Twenty-year-old Olivia Culpo won the title Wednesday night at the Planet Hollywood casino on the Las Vegas Strip, replacing outgoing champion Leila Lopes of Angola.
The Boston University sophomore’s coronation ends a long losing spell for the U.S. in the competition co-owned by Donald Trump and NBC. An American had not won the Miss Universe title since Brook Lee won in 1997.
Culpo, who beat out 88 competitors, wore a tight navy blue mini-dress with a sequined bodice as she walked on stage for the event’s opening number. Later in the night, she strutted in a purple and blue bikini, and donned a wintery red velvet gown with a plunging neckline.
No one was more surprised than Culpo’s family when told them she was entering the Miss Rhode Island contest last year, her father Peter recalled.
“We didn’t know a thing about pageants,” he said.
She won that contest in a rented $20 dress with a hole in it and then began working out, dieting, and studying current events on flashcards to compete for the Miss USA crown.
Culpo was good enough during preliminary Miss Universe contests to be chosen as one of 16 semifinalists who moved on to compete in the main show. Her bid lasted through swimsuit, evening wear, and interview competitions that saw cuts after each round.
She won over the judges even after tripping slightly during the evening gown competition. Telecasters pointed it out but also noted her poised recovery.
Moments before she won, Culpo was asked whether she had she had ever done something she regretted.
“I’d like to start off by saying that every experience no matter what it is, good or bad, you’ll learn from it.

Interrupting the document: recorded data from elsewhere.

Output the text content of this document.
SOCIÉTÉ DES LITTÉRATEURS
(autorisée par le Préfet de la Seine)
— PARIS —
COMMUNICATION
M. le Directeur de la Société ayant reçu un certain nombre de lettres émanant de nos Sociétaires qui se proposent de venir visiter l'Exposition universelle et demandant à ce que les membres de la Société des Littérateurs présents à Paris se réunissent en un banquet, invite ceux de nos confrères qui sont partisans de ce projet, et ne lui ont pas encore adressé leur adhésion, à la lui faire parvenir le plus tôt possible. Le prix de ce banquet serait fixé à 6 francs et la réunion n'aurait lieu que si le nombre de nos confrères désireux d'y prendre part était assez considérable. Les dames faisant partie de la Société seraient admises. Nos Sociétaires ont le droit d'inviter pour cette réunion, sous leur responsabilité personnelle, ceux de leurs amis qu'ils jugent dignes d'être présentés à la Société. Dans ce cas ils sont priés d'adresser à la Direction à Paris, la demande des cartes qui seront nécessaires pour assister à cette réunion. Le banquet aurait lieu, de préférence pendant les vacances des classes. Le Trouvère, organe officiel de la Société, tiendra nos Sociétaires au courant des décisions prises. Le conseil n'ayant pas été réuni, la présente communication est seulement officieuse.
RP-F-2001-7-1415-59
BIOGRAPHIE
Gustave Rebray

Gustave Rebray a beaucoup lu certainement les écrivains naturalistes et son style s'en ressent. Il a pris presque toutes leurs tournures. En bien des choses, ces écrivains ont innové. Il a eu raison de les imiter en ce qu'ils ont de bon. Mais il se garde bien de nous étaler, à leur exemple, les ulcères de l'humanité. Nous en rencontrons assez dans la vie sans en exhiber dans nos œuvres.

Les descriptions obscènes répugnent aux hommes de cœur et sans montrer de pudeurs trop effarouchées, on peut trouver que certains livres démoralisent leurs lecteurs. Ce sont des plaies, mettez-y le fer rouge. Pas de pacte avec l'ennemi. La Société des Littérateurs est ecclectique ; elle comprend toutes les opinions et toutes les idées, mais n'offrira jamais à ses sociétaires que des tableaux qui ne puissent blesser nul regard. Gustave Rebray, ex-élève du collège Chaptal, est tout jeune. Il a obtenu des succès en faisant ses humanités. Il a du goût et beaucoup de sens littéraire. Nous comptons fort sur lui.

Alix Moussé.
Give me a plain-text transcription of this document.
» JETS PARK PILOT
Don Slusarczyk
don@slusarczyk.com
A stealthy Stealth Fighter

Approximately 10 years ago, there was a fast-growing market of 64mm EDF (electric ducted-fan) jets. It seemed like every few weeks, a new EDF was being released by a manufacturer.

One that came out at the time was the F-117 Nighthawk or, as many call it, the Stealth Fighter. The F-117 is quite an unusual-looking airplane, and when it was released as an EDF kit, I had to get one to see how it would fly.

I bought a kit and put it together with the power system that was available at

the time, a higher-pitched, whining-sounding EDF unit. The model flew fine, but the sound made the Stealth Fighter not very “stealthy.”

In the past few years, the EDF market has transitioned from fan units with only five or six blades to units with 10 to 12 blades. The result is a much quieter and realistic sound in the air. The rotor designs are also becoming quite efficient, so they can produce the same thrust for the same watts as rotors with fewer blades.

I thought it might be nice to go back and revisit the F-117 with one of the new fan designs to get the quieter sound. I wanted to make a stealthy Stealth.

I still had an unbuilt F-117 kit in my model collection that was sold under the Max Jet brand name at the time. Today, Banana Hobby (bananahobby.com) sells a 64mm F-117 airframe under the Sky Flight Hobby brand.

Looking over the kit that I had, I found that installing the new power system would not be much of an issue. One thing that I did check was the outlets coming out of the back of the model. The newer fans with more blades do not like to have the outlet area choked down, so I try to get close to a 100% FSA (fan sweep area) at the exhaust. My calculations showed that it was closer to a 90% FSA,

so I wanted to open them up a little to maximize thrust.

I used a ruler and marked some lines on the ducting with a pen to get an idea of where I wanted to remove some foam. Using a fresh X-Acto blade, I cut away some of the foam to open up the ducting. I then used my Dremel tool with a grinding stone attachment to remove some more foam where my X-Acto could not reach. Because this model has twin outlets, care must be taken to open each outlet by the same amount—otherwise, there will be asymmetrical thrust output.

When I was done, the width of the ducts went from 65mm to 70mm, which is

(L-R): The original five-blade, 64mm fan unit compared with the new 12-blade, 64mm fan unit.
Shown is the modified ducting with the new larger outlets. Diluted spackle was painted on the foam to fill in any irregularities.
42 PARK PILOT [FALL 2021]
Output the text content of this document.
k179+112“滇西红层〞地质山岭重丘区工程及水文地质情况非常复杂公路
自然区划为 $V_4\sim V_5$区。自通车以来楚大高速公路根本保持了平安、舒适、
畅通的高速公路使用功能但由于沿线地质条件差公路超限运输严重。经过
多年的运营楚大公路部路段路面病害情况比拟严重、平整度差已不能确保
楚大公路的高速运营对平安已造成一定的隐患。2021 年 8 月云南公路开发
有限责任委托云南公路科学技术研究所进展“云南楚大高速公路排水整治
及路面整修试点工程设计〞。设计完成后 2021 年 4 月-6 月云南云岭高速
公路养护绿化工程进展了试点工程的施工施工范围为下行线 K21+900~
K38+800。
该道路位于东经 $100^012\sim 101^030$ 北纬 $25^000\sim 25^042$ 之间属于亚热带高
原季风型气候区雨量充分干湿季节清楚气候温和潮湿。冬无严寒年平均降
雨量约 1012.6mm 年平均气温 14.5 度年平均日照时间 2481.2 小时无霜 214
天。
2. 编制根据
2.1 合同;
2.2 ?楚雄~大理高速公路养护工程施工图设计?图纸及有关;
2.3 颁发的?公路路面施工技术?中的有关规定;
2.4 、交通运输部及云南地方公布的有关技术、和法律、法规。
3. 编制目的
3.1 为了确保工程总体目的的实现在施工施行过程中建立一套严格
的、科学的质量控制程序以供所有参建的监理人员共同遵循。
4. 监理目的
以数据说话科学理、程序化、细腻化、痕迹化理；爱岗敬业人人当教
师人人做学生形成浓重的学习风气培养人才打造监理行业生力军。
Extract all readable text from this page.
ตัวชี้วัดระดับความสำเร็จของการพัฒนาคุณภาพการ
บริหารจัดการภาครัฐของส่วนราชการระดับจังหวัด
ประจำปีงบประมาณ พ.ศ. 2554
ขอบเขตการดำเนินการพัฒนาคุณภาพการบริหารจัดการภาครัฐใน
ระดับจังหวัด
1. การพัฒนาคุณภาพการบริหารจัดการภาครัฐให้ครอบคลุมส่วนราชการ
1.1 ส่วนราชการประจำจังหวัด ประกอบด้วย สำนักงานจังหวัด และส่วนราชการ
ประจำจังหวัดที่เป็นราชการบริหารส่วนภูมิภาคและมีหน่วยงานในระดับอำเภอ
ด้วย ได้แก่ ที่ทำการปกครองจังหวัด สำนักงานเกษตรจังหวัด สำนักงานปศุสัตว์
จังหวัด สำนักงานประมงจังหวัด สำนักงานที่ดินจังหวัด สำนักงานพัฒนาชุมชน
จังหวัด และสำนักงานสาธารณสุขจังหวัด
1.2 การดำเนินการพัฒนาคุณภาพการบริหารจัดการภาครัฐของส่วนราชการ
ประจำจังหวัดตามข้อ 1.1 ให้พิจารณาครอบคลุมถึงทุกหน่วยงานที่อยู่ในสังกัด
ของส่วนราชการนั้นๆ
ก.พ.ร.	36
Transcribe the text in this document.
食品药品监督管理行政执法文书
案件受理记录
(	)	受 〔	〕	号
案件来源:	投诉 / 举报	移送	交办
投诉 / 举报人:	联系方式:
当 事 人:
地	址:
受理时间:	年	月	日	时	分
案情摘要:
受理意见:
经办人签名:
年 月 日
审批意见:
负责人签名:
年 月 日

That’s just life,” she said. “But something I’ve done I’ve regretted is probably picking on my siblings growing up, because you appreciate them so much more as you grow older.”
One of those siblings, 17-year-old Gus, was cheering from the front row with his sister’s glittering Miss Rhode Island sash wrapped around his shoulders
Miss Philippines, Janine Tugonon, came in second, while Miss Venezuela, Irene Sofia Esser Quintero, placed third. All the contestants spent the past two weeks in Sin City, where they posed in hardhats at a hotel groundbreaking, took a painting lesson, and pranked hotel guests by hiding in their rooms.
After the show, Culpo appeared wearing a white gold crown atop her long brown hair and told a group of reporters she hoped to bring the country some good news in the wake of the deadly school shooting in Connecticut.
“It’s such an honor to be representing the USA in an international beauty contest in spite of all the tragedy that’s happened in this country lately,” she said. “I really hope that this this will raise everybody’s spirits a little.”
The daughter of two professional musicians, Culpo grew up in Cranston and spent her summers at band camp. She has played the cello alongside world-renowned classical musician Yo-Yo Ma, and followed in her parents’ footsteps with performances at Carnegie Hall in New York City.
Her father called her the “nerdiest” of her siblings, and her brother recalled that she was “really chubby and sort of weird when she was younger.”
They speculated that the same single-mindedness that helped her master the cello in second grade propelled her rapid rise through the beauty pageant ranks.
With her promotion, Miss Maryland Nana Meriwether becomes the new Miss USA.
The Miss Universe pageant was back in Las Vegas this year after being held in Sao Paulo in 2011. It aired live on NBC and was streamed to more than 100 countries.
The panel of 10 judges included singer Cee Lo Green, “Iron Chef” star Masaharu Morimoto and Pablo Sandoval of the San Francisco Giants.
Asked on the red carpet whether he found playing in the World Series or judging the beauty pageant to be more difficult, Sandoval said both were hard.
As Miss Universe, Culpo will receive an undisclosed salary, a wardrobe fit for a queen, a limitless supply of beauty products, and a luxury apartment in New York City.